In an ideal setup, my workflow would have me writing in some version of plain text — a flavor of markdown in all probability — that could be quickly and easily outputted to a variety of formats and media. In most instances, that output gets printed, or at least paginated, which means it probably has to, at least for a moment, be instantiated as a PDF. (If I remember correctly, this is essentially how the macOS display and printing system work.) What that would mean would be a collection of CSS files that transformed the generated HTML into the various kinds of documents I regularly produce: essays, reports, letters, lectures, etc.

This function is what the Marked app does and does well — it’s also functionality built into the Ulysses app if I remember. Neither of those apps, I believe, offer pagination, which is often critical to what I output. And so, I have continued to search for my own solution in hopes of building it into a workflow — for the record, when I am working on long-form plain text, my editor of choice is FoldingText because it does a brilliant job of hiding the markdown unless you are working on that sentence and, as the name implies, it makes it possible to hide all but the section of the document on which you are working. It’s brilliant. (To be clear, I am a fan of all the apps mentioned here and of their developers.)

Getting from plain text via markdown or MultiMarkdown to HTML and then pairing that HTML with a page-media aware CSS file and then outputting to PDF is not as easy as it should be. The one app of which I have been aware up until recently was PrinceXML, which its creators have made free for non-commercial use, but with the imposition of a small watermark. That’s very generous, but it’s not quite what I want and I don’t have the kind of money to afford a desktop license.

And so it was a delightful surprise to discover that there are free software options to explore:

  • wkhtmltopdf is an “open source (LGPLv3) command line tools to render HTML into PDF and various image formats using the Qt WebKit rendering engine.
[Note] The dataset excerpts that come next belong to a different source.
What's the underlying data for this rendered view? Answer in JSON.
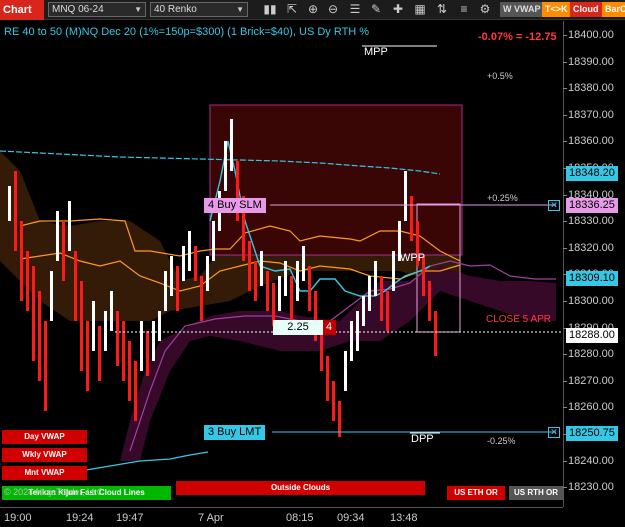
{
  "toolbar": {
    "chart_label": "Chart",
    "instrument": "MNQ 06-24",
    "bar_type": "40 Renko",
    "tags": {
      "vwap": "W VWAP",
      "tk": "T<>K",
      "cloud": "Cloud",
      "barco": "BarCo"
    }
  },
  "header": {
    "title": "RE 40 to 50 (M)NQ Dec 20 (1%=150p=$300) (1 Brick=$40), US Dy RTH %",
    "change": "-0.07% = -12.75"
  },
  "levels": {
    "mpp": "MPP",
    "wpp": "WPP",
    "dpp": "DPP",
    "pct_05": "+0.5%",
    "pct_025": "+0.25%",
    "pct_neg025": "-0.25%",
    "close_label": "CLOSE 5 APR"
  },
  "orders": {
    "buy_slm": "4  Buy SLM",
    "buy_lmt": "3  Buy LMT",
    "position_price": "2.25",
    "position_qty": "4"
  },
  "price_axis": {
    "ticks": [
      "18400.00",
      "18390.00",
      "18380.00",
      "18370.00",
      "18360.00",
      "18350.00",
      "18340.00",
      "18330.00",
      "18320.00",
      "18310.00",
      "18300.00",
      "18290.00",
      "18280.00",
      "18270.00",
      "18260.00",
      "18250.00",
      "18240.00",
      "18230.00"
    ],
    "badges": {
      "cyan1": "18348.20",
      "pink": "18336.25",
      "cyan2": "18309.10",
      "white": "18288.00",
      "cyan3": "18250.75"
    }
  },
  "time_axis": {
    "ticks": [
      "19:00",
      "19:24",
      "19:47",
      "7 Apr",
      "08:15",
      "09:34",
      "13:48"
    ]
  },
  "side_buttons": {
    "day_vwap": "Day VWAP",
    "wkly_vwap": "Wkly VWAP",
    "mnt_vwap": "Mnt VWAP",
    "tenkan": "Tenkan Kijun Fast Cloud Lines",
    "outside": "Outside Clouds",
    "us_eth": "US ETH OR",
    "us_rth": "US RTH OR"
  },
  "copyright": "© 2024 NinjaTrader, LLC",
  "icons": [
    "cursor-icon",
    "hand-icon",
    "zoom-in-icon",
    "zoom-out-icon",
    "properties-icon",
    "plus-icon",
    "draw-icon",
    "bars-icon",
    "grid-icon",
    "indicators-icon",
    "strategies-icon"
  ],
  "colors": {
    "accent_red": "#d9261c",
    "cyan": "#35c8e6",
    "pink_order": "#e89ae8",
    "up_bar": "#ffffff",
    "down_bar": "#ff1a1a"
  }
}
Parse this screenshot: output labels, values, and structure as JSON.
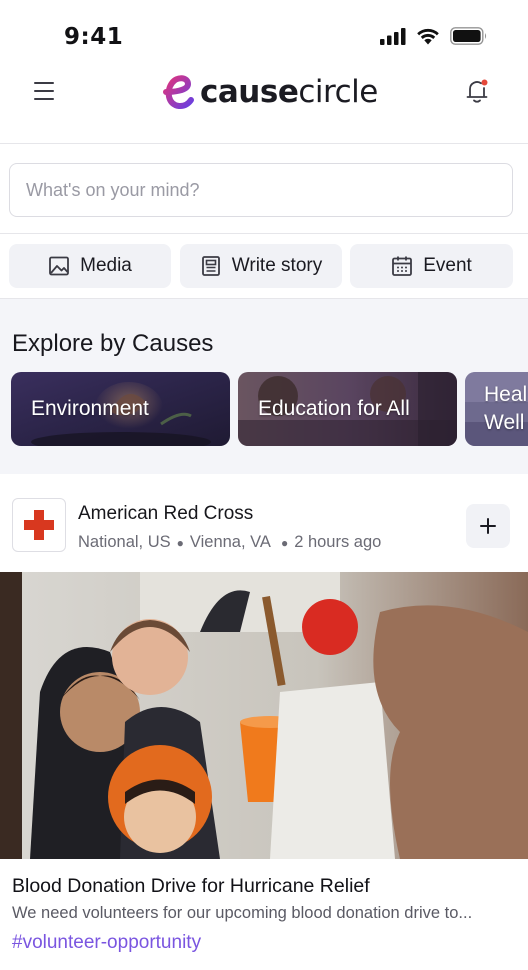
{
  "status_bar": {
    "time": "9:41"
  },
  "header": {
    "logo_word_bold": "cause",
    "logo_word_light": "circle",
    "menu_icon": "hamburger-icon",
    "notification_icon": "bell-icon"
  },
  "composer": {
    "placeholder": "What's on your mind?",
    "value": ""
  },
  "actions": [
    {
      "label": "Media",
      "icon": "image-icon"
    },
    {
      "label": "Write story",
      "icon": "document-icon"
    },
    {
      "label": "Event",
      "icon": "calendar-icon"
    }
  ],
  "explore": {
    "title": "Explore by Causes",
    "causes": [
      {
        "label": "Environment"
      },
      {
        "label": "Education for All"
      },
      {
        "label": "Heal Well"
      }
    ]
  },
  "post": {
    "org_name": "American Red Cross",
    "scope": "National, US",
    "location": "Vienna, VA",
    "time_ago": "2 hours ago",
    "title": "Blood Donation Drive for Hurricane Relief",
    "excerpt": "We need volunteers for our upcoming blood donation drive to...",
    "tag": "#volunteer-opportunity"
  },
  "colors": {
    "accent": "#7a55e0",
    "logo_gradient_start": "#e0347c",
    "logo_gradient_end": "#6a3fe0",
    "red_cross": "#d8381f",
    "button_bg": "#f1f2f6",
    "notification_dot": "#e5483a"
  }
}
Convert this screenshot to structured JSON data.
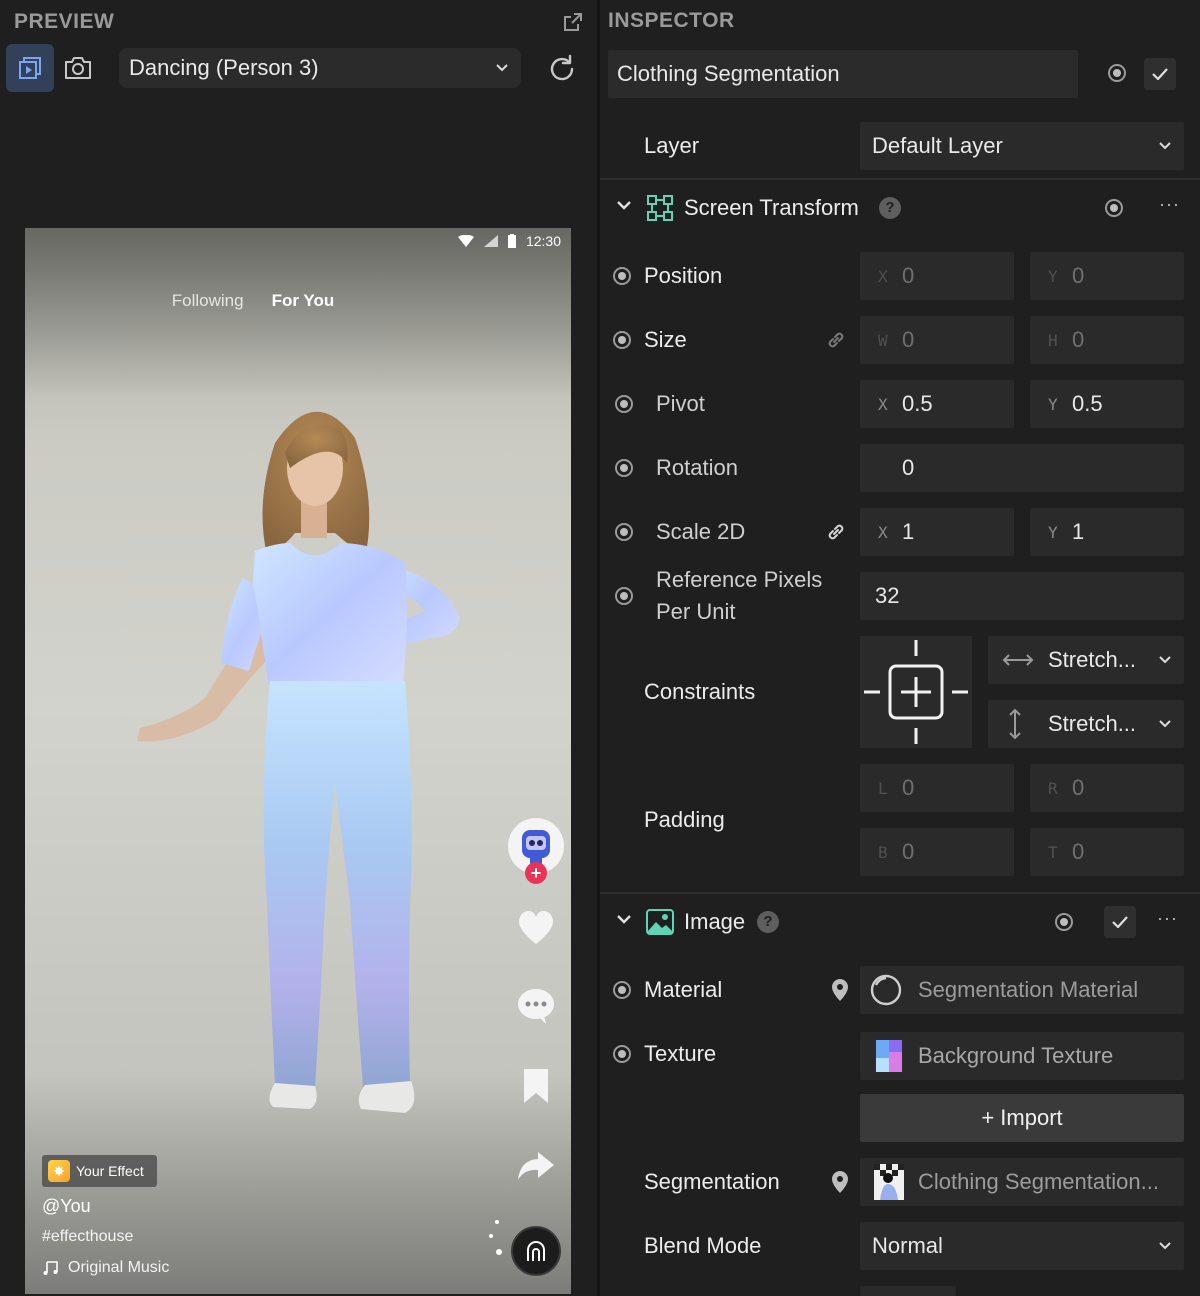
{
  "preview": {
    "title": "PREVIEW",
    "scene_select": "Dancing (Person 3)",
    "phone": {
      "time": "12:30",
      "tabs": [
        "Following",
        "For You"
      ],
      "effect_badge": "Your Effect",
      "handle": "@You",
      "hashtag": "#effecthouse",
      "music": "Original Music"
    }
  },
  "inspector": {
    "title": "INSPECTOR",
    "object_name": "Clothing Segmentation",
    "layer": {
      "label": "Layer",
      "value": "Default Layer"
    },
    "screen_transform": {
      "title": "Screen Transform",
      "position": {
        "label": "Position",
        "x_axis": "X",
        "x": "0",
        "y_axis": "Y",
        "y": "0"
      },
      "size": {
        "label": "Size",
        "w_axis": "W",
        "w": "0",
        "h_axis": "H",
        "h": "0"
      },
      "pivot": {
        "label": "Pivot",
        "x_axis": "X",
        "x": "0.5",
        "y_axis": "Y",
        "y": "0.5"
      },
      "rotation": {
        "label": "Rotation",
        "value": "0"
      },
      "scale": {
        "label": "Scale 2D",
        "x_axis": "X",
        "x": "1",
        "y_axis": "Y",
        "y": "1"
      },
      "ref_pixels": {
        "label_line1": "Reference Pixels",
        "label_line2": "Per Unit",
        "value": "32"
      },
      "constraints": {
        "label": "Constraints",
        "horizontal": "Stretch...",
        "vertical": "Stretch..."
      },
      "padding": {
        "label": "Padding",
        "l_axis": "L",
        "l": "0",
        "r_axis": "R",
        "r": "0",
        "b_axis": "B",
        "b": "0",
        "t_axis": "T",
        "t": "0"
      }
    },
    "image": {
      "title": "Image",
      "material": {
        "label": "Material",
        "value": "Segmentation Material"
      },
      "texture": {
        "label": "Texture",
        "value": "Background Texture"
      },
      "import_label": "+ Import",
      "segmentation": {
        "label": "Segmentation",
        "value": "Clothing Segmentation..."
      },
      "blend_mode": {
        "label": "Blend Mode",
        "value": "Normal"
      }
    }
  },
  "colors": {
    "panel_bg": "#1f1f1f",
    "field_bg": "#2a2a2a",
    "accent_active": "#33405a",
    "icon_green": "#5fd3b6",
    "tiktok_red": "#ea3356"
  }
}
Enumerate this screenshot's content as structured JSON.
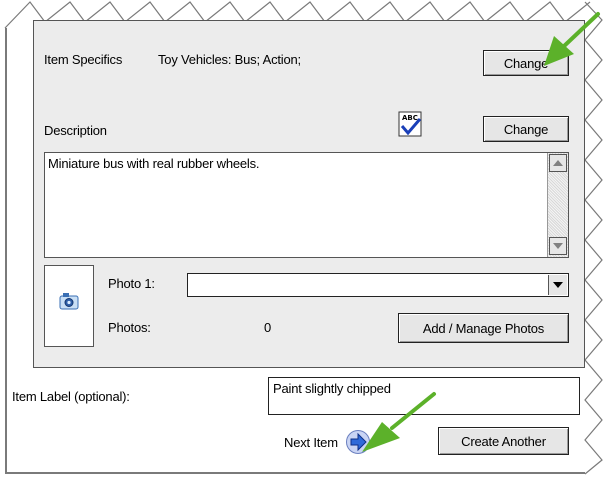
{
  "item_specifics": {
    "label": "Item Specifics",
    "value": "Toy Vehicles: Bus; Action;",
    "change_button": "Change"
  },
  "description": {
    "label": "Description",
    "spellcheck_icon": "spellcheck-abc-icon",
    "change_button": "Change",
    "text": "Miniature bus with real rubber wheels."
  },
  "photos": {
    "photo1_label": "Photo 1:",
    "photo1_value": "",
    "photos_label": "Photos:",
    "photos_count": "0",
    "add_manage_button": "Add / Manage Photos",
    "camera_icon": "camera-icon"
  },
  "item_label": {
    "label": "Item Label (optional):",
    "value": "Paint slightly chipped"
  },
  "footer": {
    "next_item_label": "Next Item",
    "next_icon": "arrow-right-icon",
    "create_another_button": "Create Another"
  },
  "colors": {
    "panel_bg": "#ececec",
    "button_bg": "#e6e6e6",
    "pointer_arrow": "#5cb12a",
    "next_arrow": "#2f6ad9"
  }
}
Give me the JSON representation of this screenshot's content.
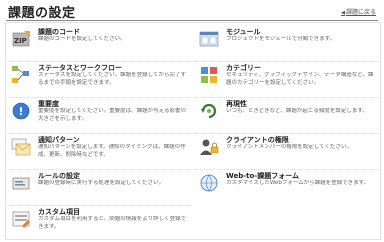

These run entirely headless and do not require a display or display service.”
  • **WeasyPrint is a “visual rendering engine for HTML and CSS that can export to PDF. … It is based on various libraries but not on a full rendering engine like Blink, Gecko or WebKit. The CSS layout engine is written in Python, designed for pagination, and meant to be easy to hack on.”

Next up … trying WeasyPrint and an update/report here.

PDF Index Generator

PDF Index Generator is a powerful indexing utility for generating the back of your book index and writing it to your book in (4) easy steps. PDF Index Generator parses your PDF, collects the index words and their location in the PDF, then writes the generated index to a PDF or a text file you specify. The main target for PDF Index Generator is to automate the process of generating the book index instead of doing the hard work manually.

I didn’t get to try this out, but I had it bookmarked. (UPM was very kind to do the indexing for me since the moment it needed to be done was also the moment that my father died.)

Shrink Preview Files

[Macworld has a great tip](http://www.macworld.com/article/1168311/shrink_preview_files_without_ruining_image_quality.html) on how to shrink Preview files without ruining image quality. Essentially, it entails navigating to:

/System/Library/Filters

and then copying the file `Reduce File Size.qfilter` to some place where you can edit it. No fear: it’s an XML file, which means you can produce multiple versions for different effects, making sure you give the versions different names so you can move them back into the `Filters` directory when you are done. (You will need to be able to authenticate to do so, just as you had to make a copy of the file elsewhere in order to work with it: Mac OS X does not want you editing its innards live.)

The parameters you are going to adjust are: Compression Quality and ImageSizeMax. The article has some good suggested values, which are a good place to start as you tweak things for your own benefit.